Case in point. In the model shoot I did Monday on Toronto Island, here’s the light the way it might look to a casual observer, and the way it might appear in a properly exposed photo:
Fine. Nice. Pretty young lady (Miss Halton, incidentally) on the beach.
Now let’s work with that. That background is a bit bland to my taste, so let’s darken it. The colours on the model are OK but I’d like them to stand out more.I want drama, and I want the model to stand out, not to be just a thing on a beach.
So first I turn down the ambient exposure. Two stops.That will make light blue into dark dramatic blue. Then I add a flash, on a light stand – shot through an umbrella to get soft light. I fire that from my on-camera flash using E-TTL II IR technology. I turn the flash up or down as needed.
I now get the result I had in mind.
That’s better.
And more importantly: that’s entirely different. And that is the photographer’s task, to make things the way he or she wants them. You can say you like, or you don’t like – but you can’t say it isn’t different!
How I rate photos in Lightroom
It occurs to me that it may be helpful to share my “rating”-workflow in Lightroom. I go through the following sequence:
- Import everything as 2 stars
- Go to grid view and step through them, and reject any that are technically bad (e.g. out of focus or badly exposed, or the subject is blinking). They get an “X” marking. I exclude X from my view.
- Go through them again and rate any that “could possibly be used” as 3.
- Go through the threes again and rate any that are “great in this shoot” as 4.
- Go through the fours again and give any that are “great and can be used even outside this shoot as portfolio shots” a five rating.
- Then I select just the 4 and 5 stars rate them all as PICK.
- Then I step through the 3 stars and decide with of them I want to use; I rate those as PICK also.
- Then I check for doubles and unpick those.
- Then I do any post on my picks.
Done.
Here’s a couple of (unedited) 4-star images from yesterday’s Toronto Island model shoot:
(70-200 f/2.8 IS lens on 1D MkIII, manual exposure -2 stops from ambient and key flash though umbrella, fill flash on camera.)
Balance light
You know the problem. You shoot a living room with large windows and what do you get?
OK outside. A bit light but OK. But dark furniture.
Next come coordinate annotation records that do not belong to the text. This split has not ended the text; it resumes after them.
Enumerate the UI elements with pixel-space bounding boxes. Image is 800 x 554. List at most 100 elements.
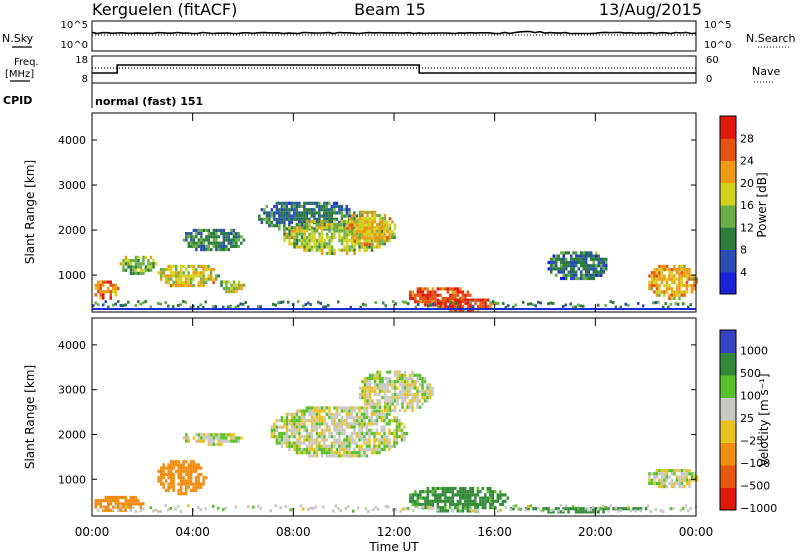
heatmap-cell [665,469,669,473]
heatmap-cell [215,442,218,446]
heatmap-cell [398,425,401,429]
heatmap-cell [417,302,420,306]
heatmap-cell [343,229,346,233]
heatmap-cell [491,493,495,497]
heatmap-cell [270,435,274,439]
heatmap-cell [300,419,304,423]
heatmap-cell [361,220,364,224]
heatmap-cell [320,223,324,227]
heatmap-cell [414,296,417,301]
heatmap-cell [320,454,324,458]
heatmap-cell [122,265,125,269]
heatmap-cell [102,280,105,284]
heatmap-cell [373,405,377,409]
heatmap-cell [134,265,138,269]
heatmap-cell [335,406,339,410]
heatmap-cell [380,441,384,445]
heatmap-cell [298,422,301,426]
heatmap-cell [325,425,329,429]
heatmap-cell [441,499,445,503]
heatmap-cell [605,267,608,271]
heatmap-cell [207,235,211,239]
heatmap-cell [338,211,341,215]
heatmap-cell [650,478,654,482]
heatmap-cell [366,399,369,403]
heatmap-cell [295,451,299,455]
heatmap-cell [680,290,684,294]
heatmap-cell [660,264,664,268]
heatmap-cell [363,425,366,429]
heatmap-cell [368,428,371,432]
heatmap-cell [285,444,289,448]
heatmap-cell [268,211,271,215]
heatmap-cell [592,257,595,261]
heatmap-cell [325,232,329,236]
heatmap-cell [652,301,655,305]
heatmap-cell [308,201,311,205]
heatmap-cell [660,472,664,476]
heatmap-cell [464,506,467,510]
heatmap-cell [134,259,138,263]
heatmap-cell [459,509,462,513]
heatmap-cell [408,405,412,409]
heatmap-cell [398,380,402,384]
heatmap-cell [217,436,221,440]
heatmap-cell [476,502,480,507]
heatmap-cell [693,475,696,479]
heatmap-cell [235,232,238,236]
heatmap-cell [393,444,396,448]
heatmap-cell [567,507,570,511]
heatmap-cell [169,271,173,275]
heatmap-cell [580,257,583,261]
heatmap-cell [431,490,435,494]
heatmap-cell [343,224,346,228]
heatmap-cell [177,460,180,464]
heatmap-cell [429,502,432,507]
heatmap-cell [335,415,339,420]
heatmap-cell [350,422,354,426]
heatmap-cell [388,232,391,236]
heatmap-cell [174,277,178,281]
heatmap-cell [94,293,97,297]
heatmap-cell [318,242,321,246]
heatmap-cell [690,284,694,288]
heatmap-cell [340,454,344,458]
heatmap-cell [675,284,679,288]
heatmap-cell [195,244,198,248]
heatmap-cell [371,402,374,406]
power-heatmap [92,201,699,312]
heatmap-cell [660,290,664,294]
heatmap-cell [393,428,396,432]
heatmap-cell [137,499,140,503]
heatmap-cell [295,214,299,218]
heatmap-cell [149,268,153,272]
heatmap-cell [585,267,588,271]
heatmap-cell [383,392,387,397]
heatmap-cell [127,259,130,263]
heatmap-cell [204,280,208,284]
heatmap-cell [365,409,369,413]
heatmap-cell [390,431,394,436]
heatmap-cell [340,242,344,246]
heatmap-cell [373,213,377,218]
heatmap-cell [459,496,462,500]
heatmap-cell [320,226,324,230]
heatmap-cell [570,267,573,271]
heatmap-cell [670,469,674,473]
heatmap-cell [328,223,331,227]
heatmap-cell [119,304,122,307]
heatmap-cell [333,211,336,215]
y-tick-label: 4000 [58,339,86,352]
heatmap-cell [179,509,182,513]
heatmap-cell [320,204,324,209]
heatmap-cell [386,383,389,387]
heatmap-cell [499,490,502,494]
heatmap-cell [484,506,487,510]
heatmap-cell [215,436,218,440]
heatmap-cell [685,478,689,482]
heatmap-cell [582,273,585,277]
heatmap-cell [371,386,374,390]
heatmap-cell [177,277,180,281]
heatmap-cell [388,380,392,384]
heatmap-cell [280,220,284,225]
Like, silhouettes.
Ah no – you went to a photo course, so you know about “exposure compensation” – the “+/- button”. So you turn that up to, oh, plus two stop (to make it brighter) – and yes, now the furniture looks light. Nice.
But uh oh – the window is now all white. Nothing visible. Like a gateway to heaven in “heaven can wait”.
Fortunately, you have also done a “mastering flash” course. So you know to:
- Turn exposure compensation down to make the sky nice and blue
- Then turn on the flash (and turn it around so it lights up the wall behind you)
- Then take a test shot
- Then decide whether to use “flash exposure compensation” – the “plus minus with flash next to it”. This turns the flash power up or down. You decide you need some more light on the furniture so you turn this to plus one stop.
Now here’s your picture:
Nicer, no? Try this technique if you haven’t yet. And you can compete with the best interior photographers.